- Yellandu Yellandu
- Coordinates: 17°35′40″N 80°19′8″E﻿ / ﻿17.59444°N 80.31889°E
- Country: India
- State: Telangana
- District: Bhadhradhri

Area
- • Total: 10.90 km^{2} (4.21 sq mi)
- Elevation: 205 m (673 ft)

Population (2023)
- • Total: 95,394
- • Density: 8,800/km^{2} (23,000/sq mi)

Languages
- • Official: Telugu
- Time zone: UTC+5:30 (IST)
- PIN: 507123, 507124
- Vehicle registration: TS 04, (Old)AP 20, TG 28
- Website: telangana.gov.in

= Yellandu =

Town in Telangana, India

Yellandu is a town in Bhadradri Kothagudem district of the Indian state of Telangana. It is located in Yellandu mandal of Kothagudem revenue division.

== Geography ==

Yellandu has an average elevation of 205 m. A coal seam and open pits run through the town.

== Demographics ==

As of 2011 census of India, Yellandu municipality had a population of 33,732. While, its urban agglomeration had a population of 35,056, of which males are 17,016 and females are 18,040. The population under 6 years of age are 3,184. There are a total of 25,192 literates.

== Government and politics ==

Civic administration

Yellandu Municipality was constituted in 1986 and is classified as a third grade municipality with 24 election wards.
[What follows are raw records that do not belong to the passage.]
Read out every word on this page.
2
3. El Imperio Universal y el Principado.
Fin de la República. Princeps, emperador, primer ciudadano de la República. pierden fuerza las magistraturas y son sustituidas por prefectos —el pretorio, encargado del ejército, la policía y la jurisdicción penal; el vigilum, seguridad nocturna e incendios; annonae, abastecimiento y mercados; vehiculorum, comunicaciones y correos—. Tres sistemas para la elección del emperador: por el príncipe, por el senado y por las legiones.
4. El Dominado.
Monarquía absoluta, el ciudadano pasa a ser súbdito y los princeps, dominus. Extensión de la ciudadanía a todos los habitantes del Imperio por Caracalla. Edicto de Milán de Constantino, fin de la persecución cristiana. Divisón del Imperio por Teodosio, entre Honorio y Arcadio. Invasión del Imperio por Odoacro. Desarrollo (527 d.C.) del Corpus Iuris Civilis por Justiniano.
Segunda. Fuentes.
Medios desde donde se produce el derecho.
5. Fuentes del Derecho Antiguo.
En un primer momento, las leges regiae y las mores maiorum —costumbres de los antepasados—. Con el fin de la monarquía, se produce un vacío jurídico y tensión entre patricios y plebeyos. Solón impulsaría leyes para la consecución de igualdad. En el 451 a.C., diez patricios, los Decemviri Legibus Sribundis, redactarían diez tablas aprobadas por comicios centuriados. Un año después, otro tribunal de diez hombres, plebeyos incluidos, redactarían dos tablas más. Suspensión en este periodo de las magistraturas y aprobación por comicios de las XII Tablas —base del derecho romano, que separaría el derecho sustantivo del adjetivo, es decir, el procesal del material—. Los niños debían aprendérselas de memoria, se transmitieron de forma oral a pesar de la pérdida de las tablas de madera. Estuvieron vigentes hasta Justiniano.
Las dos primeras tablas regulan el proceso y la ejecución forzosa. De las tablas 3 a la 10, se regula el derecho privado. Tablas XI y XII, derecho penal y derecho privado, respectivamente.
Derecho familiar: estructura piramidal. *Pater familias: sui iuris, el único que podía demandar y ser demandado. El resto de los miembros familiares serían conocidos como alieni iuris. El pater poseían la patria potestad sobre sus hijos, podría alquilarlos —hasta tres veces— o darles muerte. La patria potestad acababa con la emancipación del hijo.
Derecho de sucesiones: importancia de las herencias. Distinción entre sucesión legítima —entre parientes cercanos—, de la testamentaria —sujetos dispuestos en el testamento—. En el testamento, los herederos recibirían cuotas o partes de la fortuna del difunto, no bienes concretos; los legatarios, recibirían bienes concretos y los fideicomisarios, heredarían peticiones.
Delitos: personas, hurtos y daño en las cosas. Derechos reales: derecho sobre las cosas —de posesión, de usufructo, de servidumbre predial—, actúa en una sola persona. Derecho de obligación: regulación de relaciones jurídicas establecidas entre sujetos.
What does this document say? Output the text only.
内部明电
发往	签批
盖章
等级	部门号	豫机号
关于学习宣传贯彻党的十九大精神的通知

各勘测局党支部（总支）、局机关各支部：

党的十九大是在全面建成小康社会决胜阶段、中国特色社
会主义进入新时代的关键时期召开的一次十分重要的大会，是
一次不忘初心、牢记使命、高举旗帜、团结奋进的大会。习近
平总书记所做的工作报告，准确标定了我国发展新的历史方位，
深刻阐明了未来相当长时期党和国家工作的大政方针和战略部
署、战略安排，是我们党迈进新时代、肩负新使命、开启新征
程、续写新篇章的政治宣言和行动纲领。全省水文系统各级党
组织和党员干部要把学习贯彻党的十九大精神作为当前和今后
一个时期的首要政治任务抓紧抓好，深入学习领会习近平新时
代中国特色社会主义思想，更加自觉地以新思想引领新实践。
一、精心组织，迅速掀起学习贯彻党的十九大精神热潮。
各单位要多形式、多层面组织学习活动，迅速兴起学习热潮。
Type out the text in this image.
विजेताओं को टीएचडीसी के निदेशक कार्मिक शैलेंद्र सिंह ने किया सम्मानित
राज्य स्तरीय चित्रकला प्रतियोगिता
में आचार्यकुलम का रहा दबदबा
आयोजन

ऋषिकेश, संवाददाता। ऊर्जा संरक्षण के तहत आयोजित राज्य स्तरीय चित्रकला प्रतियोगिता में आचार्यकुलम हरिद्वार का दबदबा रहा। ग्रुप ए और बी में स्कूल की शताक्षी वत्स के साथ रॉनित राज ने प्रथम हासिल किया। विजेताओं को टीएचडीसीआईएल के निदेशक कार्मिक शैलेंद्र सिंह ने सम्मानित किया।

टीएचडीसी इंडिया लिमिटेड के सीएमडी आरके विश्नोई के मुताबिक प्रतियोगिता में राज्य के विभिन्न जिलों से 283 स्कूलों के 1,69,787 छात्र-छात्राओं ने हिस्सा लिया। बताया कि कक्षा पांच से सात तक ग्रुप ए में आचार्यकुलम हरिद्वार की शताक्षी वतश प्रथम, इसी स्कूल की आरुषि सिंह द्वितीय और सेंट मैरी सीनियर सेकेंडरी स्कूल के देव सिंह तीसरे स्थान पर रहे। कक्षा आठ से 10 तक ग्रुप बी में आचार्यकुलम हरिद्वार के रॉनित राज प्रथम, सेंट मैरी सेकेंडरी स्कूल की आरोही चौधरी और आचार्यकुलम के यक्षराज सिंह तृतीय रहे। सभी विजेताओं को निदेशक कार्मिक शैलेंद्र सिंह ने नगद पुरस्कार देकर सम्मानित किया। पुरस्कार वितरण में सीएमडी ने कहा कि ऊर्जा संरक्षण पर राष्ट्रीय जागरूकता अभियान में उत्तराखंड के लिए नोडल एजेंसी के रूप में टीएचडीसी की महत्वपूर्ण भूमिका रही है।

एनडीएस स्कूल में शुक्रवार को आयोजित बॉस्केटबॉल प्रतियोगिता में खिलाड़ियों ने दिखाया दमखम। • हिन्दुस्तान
The jurisdiction of the civic body is spread over an area of 10.09 km2. Rompaid and Sudimalla are the partial outgrowths to the town as per 2011 census.

Politics

Yellandu is a part of Yellandu (ST) (Assembly constituency) for Telangana Legislative Assembly. Koram Kanakaiha is the present MLA of the constituency from Indian National Congress. It is also a part of Mahabubabad (Lok Sabha constituency).

== Economy ==
Coal mining

Yellandu is the original home of the Singareni Collieries Company Limited, a coal mining company.